Moro a uma quadra de um arroio e a sete quadras de um grande rio. Se faltar água nas minhas torneiras, não posso ir até uma dessas fontes naturais e beber ou me banhar (um direito constitucional).
A cidade desconsidera, na sua construção, o corpo.
O rio é a força natural mais poderosa que atravessa a cidade todos os dias. Todo o dia é novo e inacessível, porém presente, raramente visto, pouco procurado, inativo culturalmente. A cultura em torno do rio nos daria o sentimento de pertencimento necessário para lutar por ele.
Porém, mesmo moribundo, o rio é parte da cidade, a reflete e ainda é belo. Há martins pescadores que capturam peixes com 3 olhos, animais silvestres exploram o território urbano, e toda ficção é possível.
A cidade hostiliza o meio e automaticamente hostiliza o corpo. As pequenas cidades seguem crescendo e cometendo todos os mesmos erros das grandes cidades: todos os dias as águas do rio nascem puras e passam agonizantes por aqui.

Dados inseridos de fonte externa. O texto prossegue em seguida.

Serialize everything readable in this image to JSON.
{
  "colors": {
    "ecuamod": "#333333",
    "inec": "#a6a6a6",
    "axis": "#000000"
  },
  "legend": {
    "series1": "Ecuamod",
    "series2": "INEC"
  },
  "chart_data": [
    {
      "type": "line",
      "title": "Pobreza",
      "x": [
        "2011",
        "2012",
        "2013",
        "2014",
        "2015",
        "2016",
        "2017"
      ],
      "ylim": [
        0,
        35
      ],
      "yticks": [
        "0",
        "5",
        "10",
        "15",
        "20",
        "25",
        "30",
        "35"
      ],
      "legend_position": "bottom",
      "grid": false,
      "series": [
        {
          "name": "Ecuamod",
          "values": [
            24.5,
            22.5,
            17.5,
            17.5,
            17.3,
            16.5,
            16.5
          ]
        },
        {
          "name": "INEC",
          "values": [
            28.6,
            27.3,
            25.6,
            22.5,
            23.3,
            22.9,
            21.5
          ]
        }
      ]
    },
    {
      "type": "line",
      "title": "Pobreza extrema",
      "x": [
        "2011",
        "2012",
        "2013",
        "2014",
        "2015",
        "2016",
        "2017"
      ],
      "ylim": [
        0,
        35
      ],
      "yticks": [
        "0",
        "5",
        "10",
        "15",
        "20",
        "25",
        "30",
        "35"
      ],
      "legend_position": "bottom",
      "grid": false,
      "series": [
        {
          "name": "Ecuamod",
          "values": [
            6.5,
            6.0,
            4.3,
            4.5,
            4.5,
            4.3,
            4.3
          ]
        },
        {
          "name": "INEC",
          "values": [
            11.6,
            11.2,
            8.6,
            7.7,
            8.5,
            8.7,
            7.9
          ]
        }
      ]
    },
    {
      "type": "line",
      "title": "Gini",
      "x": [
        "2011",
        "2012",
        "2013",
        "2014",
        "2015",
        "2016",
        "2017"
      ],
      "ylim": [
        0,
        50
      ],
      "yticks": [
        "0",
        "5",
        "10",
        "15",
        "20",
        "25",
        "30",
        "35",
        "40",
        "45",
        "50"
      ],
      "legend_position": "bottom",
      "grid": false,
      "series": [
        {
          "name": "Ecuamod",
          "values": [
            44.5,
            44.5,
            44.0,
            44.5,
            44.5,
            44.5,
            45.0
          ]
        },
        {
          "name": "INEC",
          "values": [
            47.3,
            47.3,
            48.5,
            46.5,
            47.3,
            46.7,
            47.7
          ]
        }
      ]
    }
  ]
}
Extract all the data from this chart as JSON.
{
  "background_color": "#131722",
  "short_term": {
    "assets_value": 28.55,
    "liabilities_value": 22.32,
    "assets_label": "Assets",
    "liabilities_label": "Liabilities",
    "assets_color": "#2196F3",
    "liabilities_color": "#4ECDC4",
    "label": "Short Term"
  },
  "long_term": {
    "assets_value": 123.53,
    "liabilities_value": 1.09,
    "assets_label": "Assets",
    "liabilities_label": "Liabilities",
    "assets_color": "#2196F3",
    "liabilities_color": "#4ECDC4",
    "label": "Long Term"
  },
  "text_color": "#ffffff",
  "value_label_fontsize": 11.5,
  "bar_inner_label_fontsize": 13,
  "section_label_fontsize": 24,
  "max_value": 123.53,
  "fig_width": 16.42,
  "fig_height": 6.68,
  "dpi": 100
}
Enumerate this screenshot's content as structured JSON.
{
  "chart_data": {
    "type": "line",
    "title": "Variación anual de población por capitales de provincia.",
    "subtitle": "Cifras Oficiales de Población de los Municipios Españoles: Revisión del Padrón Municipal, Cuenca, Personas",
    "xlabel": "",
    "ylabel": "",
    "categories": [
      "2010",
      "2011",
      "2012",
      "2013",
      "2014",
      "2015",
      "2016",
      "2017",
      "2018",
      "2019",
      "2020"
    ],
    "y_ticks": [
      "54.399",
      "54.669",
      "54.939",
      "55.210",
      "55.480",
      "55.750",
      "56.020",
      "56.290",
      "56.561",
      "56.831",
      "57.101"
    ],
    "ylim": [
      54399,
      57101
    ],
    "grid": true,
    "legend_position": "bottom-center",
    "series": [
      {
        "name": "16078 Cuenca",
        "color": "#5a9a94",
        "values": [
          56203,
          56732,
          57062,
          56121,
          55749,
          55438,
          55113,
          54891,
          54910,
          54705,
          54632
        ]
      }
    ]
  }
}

A cidade desconsidera o “ser” e seu desenvolvimento pleno. Estou com os pedagogos que dizem que se uma cidade não for boa pra o desenvolvimento de todo potencial de uma criança, ela não serve pra nada.
Se meu território escolhido é a cidade, devo moldar meu território com ações e ritos que pervertam a lógica de ocupação.
A quarentena/isolamento me fez percorrer lugares inéditos da cidade em que vivo há anos. Isolado, conheci mais do meu território, o que me fez pensar que quando as pessoas da minha cidade pensam em usufruir a natureza, elas pensam em sair da cidade. Porém temos um rio, mas nenhum balneário. A utopia habita as margens.
O lugar em que estou - que habito - é um exemplo representativo de como as cidades podem ignorar a força natural mais poderosa que a cruza e o quanto isso já se tornou hostil, perigoso e nocivo à vida do cidadão. O Rio é Cidade talvez seja sobre redesenhar a cidade a partir de seu desenho natural.